Here’s the Beltway sage Maureen Dowd, defending those who danced in the streets and shouted “USA!” at the news that Osama bin Laden had been killed by the U.S. military:
I don’t want closure. There is no closure after tragedy. I want memory, and justice, and revenge. When you’re dealing with a mass murderer who bragged about incinerating thousands of Americans and planned to kill countless more, that seems like the only civilized and morally sound response.
I don’t want closure either. It’s a meaningless concept in the real world, where cause and effect ripple through all of our actions. All I want is some intelligent discourse in the mainstream media, where almost all opinion pieces are written by hacks such as Dowd, who can always be counted on to poke fun at the Washington D.C. establishment without ever — not once — writing from a point of view outside the narrow range of opinions acceptable to that establishment.
Dowd is either too dishonest or too feeble-minded to address the implications of her gung-ho remarks about bin Laden. In World War II, Gen. Curtis “Bombs Away” LeMay gave the order to incinerate not thousands, but hundreds of thousands of civilians in the air war against Japan. And this was before nukes were dropped on Hiroshima and Nagasaki. Wouldn’t the only “morally sound” response to LeMay’s savagery have been to kill him by whatever means necessary? Or was his savagery morally sound because Americans were the good guys?
Similarly, Richard Nixon and Henry Kissinger, from 1969 to 1973, secretly and illegally ordered air raids in Cambodia that killed a half-million civilians and led to the takeover of the country by the Khmer Rouge, who subsequently massacred millions. (Sideshow, by William Shawcross, is the book to read.)
Nixon lived long enough to partially “rehabilitate” his reputation. Kissinger, arguably the most well-known living mass murderer, is regarded as a respected elder statesmen by much of the mainstream press. But wouldn’t it be morally sound to indict and prosecute Kissinger for his well-documented crimes?
And what about George W. Bush and Dick Cheney? Wouldn’t it be morally sound to bring charges against them for misleading America into a war in Iraq that resulted in hundreds of thousands of civilian deaths? There are prosecutors in Europe who think so. Both men know they might end up in jail if they were to set foot in some civilized country where jurists don’t turn a blind eye to the crimes of the rich and powerful.

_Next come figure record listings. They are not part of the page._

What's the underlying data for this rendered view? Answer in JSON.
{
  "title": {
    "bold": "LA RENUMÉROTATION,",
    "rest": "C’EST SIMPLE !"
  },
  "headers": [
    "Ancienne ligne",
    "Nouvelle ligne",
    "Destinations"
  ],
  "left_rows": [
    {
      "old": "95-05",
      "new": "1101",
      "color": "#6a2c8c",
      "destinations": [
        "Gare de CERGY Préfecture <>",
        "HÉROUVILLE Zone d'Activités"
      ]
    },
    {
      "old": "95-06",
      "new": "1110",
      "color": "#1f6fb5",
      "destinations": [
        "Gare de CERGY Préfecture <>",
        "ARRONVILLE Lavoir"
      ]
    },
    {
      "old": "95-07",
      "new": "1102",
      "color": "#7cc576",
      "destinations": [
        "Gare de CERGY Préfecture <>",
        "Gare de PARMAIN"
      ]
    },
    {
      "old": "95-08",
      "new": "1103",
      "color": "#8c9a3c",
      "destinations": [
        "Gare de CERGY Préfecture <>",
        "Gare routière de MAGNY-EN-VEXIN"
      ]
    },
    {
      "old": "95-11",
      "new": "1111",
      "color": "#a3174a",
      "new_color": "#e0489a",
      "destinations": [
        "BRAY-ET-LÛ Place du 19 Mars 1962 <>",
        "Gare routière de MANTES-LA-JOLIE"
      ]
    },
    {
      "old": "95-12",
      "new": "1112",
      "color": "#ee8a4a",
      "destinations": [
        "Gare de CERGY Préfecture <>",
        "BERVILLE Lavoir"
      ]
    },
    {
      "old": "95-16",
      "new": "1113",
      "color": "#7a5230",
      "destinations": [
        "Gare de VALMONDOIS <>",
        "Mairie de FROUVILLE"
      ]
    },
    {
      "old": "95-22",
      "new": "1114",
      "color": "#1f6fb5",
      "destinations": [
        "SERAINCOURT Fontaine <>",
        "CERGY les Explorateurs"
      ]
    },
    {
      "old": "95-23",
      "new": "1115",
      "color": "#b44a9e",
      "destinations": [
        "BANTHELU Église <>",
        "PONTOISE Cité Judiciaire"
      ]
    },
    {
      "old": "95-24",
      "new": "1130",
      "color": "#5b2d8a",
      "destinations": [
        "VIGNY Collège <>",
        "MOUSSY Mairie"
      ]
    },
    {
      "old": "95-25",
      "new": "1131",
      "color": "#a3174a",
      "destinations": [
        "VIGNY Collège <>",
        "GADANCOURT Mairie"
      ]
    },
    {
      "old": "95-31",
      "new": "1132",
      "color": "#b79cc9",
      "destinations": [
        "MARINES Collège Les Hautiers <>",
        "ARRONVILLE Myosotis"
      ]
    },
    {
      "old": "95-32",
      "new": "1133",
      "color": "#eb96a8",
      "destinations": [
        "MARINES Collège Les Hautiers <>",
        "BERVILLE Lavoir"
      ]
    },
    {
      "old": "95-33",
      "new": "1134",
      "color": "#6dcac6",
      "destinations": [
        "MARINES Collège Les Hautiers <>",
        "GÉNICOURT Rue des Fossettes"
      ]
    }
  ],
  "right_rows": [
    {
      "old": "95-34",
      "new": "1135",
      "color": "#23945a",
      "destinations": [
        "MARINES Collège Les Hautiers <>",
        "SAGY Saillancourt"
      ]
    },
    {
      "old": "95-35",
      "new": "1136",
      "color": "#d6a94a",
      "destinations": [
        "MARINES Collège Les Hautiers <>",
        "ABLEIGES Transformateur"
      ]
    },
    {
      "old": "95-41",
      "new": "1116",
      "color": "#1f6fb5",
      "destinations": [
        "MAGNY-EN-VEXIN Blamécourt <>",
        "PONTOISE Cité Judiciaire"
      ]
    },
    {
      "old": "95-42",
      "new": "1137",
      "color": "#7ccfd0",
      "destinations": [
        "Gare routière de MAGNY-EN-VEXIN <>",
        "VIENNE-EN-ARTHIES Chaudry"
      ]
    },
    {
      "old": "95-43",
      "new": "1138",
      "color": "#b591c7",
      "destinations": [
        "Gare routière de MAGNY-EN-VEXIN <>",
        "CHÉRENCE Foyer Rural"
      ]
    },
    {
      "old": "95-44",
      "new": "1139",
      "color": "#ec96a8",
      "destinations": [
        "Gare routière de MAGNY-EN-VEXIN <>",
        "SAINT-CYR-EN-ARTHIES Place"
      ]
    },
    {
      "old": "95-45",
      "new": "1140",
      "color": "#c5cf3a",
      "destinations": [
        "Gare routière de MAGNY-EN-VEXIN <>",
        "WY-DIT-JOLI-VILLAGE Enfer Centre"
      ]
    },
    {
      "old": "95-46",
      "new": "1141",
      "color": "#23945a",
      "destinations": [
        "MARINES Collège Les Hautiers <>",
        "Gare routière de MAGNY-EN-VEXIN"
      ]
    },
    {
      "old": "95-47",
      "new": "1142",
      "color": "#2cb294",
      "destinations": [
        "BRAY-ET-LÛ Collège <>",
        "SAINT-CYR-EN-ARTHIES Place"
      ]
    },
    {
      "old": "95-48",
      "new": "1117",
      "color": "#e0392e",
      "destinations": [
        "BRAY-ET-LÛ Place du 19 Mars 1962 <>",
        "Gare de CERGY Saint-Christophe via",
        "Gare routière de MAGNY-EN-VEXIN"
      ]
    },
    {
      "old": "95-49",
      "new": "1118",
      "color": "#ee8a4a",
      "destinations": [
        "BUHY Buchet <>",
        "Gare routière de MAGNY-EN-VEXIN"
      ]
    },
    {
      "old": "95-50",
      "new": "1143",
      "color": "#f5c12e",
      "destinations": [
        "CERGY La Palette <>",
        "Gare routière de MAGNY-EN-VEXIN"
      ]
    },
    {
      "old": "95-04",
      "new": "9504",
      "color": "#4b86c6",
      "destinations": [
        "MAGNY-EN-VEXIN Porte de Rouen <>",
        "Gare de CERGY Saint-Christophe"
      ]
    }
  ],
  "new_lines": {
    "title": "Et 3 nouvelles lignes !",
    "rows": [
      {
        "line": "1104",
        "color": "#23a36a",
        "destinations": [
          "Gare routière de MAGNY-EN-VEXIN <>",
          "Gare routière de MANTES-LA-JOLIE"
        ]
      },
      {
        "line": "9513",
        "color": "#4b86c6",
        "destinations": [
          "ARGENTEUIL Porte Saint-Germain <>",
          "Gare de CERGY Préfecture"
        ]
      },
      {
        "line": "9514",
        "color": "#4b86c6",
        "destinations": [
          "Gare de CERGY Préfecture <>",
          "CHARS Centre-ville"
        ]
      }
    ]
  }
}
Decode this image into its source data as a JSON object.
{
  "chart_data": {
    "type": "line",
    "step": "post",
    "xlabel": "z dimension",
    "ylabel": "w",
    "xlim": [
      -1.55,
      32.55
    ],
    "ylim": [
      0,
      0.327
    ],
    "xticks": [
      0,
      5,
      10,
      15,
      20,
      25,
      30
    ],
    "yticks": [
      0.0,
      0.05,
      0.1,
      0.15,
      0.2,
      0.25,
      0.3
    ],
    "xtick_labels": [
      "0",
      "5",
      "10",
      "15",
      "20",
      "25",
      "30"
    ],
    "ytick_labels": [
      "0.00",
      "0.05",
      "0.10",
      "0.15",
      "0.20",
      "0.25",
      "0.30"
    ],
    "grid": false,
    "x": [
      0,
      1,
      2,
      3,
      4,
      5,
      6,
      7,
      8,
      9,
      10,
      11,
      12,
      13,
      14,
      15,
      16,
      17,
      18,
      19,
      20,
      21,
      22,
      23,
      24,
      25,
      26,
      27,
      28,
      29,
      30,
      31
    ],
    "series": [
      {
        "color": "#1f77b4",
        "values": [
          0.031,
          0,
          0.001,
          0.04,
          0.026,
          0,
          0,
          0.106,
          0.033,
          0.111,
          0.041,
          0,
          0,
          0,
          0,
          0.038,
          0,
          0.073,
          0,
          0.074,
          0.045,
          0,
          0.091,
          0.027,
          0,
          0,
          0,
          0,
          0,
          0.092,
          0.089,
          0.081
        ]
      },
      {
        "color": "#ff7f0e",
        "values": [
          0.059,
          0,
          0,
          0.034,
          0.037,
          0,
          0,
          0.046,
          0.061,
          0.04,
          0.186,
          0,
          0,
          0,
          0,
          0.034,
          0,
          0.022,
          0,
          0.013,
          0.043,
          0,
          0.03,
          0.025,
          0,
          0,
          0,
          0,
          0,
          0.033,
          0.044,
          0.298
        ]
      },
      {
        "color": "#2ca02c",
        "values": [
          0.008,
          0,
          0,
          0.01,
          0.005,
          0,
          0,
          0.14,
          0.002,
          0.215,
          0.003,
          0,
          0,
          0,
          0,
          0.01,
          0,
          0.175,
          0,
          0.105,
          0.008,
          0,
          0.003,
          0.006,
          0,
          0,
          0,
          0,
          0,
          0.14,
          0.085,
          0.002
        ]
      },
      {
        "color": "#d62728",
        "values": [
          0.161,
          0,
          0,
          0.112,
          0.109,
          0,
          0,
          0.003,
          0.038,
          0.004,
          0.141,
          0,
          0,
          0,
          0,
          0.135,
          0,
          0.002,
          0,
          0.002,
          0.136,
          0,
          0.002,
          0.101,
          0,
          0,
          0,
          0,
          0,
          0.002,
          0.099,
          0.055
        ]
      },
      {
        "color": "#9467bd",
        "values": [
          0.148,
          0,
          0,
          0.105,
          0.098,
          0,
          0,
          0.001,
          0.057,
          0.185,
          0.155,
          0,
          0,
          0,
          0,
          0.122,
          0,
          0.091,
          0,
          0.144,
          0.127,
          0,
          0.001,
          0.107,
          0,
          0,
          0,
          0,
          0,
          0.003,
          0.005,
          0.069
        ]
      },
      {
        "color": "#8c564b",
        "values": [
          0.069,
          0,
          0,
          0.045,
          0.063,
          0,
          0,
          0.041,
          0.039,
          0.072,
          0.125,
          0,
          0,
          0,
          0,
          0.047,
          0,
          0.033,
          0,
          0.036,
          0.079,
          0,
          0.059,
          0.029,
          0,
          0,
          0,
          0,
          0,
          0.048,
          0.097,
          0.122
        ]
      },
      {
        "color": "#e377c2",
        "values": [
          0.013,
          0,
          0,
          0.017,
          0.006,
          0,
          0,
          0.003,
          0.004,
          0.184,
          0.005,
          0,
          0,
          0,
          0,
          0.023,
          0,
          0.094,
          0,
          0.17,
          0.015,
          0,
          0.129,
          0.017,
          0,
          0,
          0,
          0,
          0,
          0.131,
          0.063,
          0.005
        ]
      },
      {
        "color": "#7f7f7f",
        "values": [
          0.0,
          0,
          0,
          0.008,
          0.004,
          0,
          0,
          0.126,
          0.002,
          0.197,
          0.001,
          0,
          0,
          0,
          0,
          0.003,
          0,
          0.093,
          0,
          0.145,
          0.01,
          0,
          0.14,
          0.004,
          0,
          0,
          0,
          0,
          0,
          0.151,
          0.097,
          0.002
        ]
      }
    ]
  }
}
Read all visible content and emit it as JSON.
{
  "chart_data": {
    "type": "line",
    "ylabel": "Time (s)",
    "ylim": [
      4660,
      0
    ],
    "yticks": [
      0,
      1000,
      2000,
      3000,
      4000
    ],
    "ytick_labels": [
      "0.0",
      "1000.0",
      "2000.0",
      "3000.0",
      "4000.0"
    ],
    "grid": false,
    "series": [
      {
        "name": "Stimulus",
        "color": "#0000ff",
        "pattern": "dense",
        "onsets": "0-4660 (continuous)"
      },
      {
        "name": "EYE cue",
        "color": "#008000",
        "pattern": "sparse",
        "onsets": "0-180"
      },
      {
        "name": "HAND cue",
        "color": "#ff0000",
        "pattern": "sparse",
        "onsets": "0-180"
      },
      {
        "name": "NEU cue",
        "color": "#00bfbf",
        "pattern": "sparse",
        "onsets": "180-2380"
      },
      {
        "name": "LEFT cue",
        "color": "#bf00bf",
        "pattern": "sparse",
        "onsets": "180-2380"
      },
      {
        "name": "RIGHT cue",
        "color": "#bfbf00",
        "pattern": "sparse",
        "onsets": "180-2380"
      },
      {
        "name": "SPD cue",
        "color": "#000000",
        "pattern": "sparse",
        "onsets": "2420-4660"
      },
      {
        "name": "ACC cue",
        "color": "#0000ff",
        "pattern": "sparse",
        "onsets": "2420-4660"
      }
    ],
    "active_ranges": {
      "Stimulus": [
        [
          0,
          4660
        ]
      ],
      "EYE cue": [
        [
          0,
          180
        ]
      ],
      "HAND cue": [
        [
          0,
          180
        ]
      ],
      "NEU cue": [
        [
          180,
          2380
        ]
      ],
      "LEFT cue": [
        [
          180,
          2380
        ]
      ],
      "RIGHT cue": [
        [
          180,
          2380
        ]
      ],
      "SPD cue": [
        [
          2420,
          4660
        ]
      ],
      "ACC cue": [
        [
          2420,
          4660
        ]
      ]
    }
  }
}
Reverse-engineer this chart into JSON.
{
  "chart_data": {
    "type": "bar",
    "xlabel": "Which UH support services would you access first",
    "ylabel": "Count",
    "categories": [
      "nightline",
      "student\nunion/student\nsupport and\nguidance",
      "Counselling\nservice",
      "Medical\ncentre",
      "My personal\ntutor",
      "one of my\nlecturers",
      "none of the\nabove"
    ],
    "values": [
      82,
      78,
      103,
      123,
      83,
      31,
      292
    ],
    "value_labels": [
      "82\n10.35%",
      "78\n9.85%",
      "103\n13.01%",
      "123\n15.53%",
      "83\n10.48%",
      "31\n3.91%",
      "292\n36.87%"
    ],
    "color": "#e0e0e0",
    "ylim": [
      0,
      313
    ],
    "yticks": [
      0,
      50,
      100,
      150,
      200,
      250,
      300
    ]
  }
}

The headline on Dowd’s column was “Killing evil doesn’t make us evil.” This is a silly pronouncement (how does one “kill” evil, a force stoked by killing?) that assumes a conveniently reductive definition of evil. History has shown that people often become so convinced of their own inherent goodness that they fail to recognize the point at which their conduct makes them no better than their enemies.
Midway through her column, Dowd writes, “I leave it to subtler minds to parse the distinction between what is just and what is justified.”
Too bad she didn’t take her own advice. And too bad NYT editors are too intellectually lazy — or, more likely, too cowardly — to publish op-ed pieces on such a serious subject by writers who don’t stoop to using the written word to wave the flag.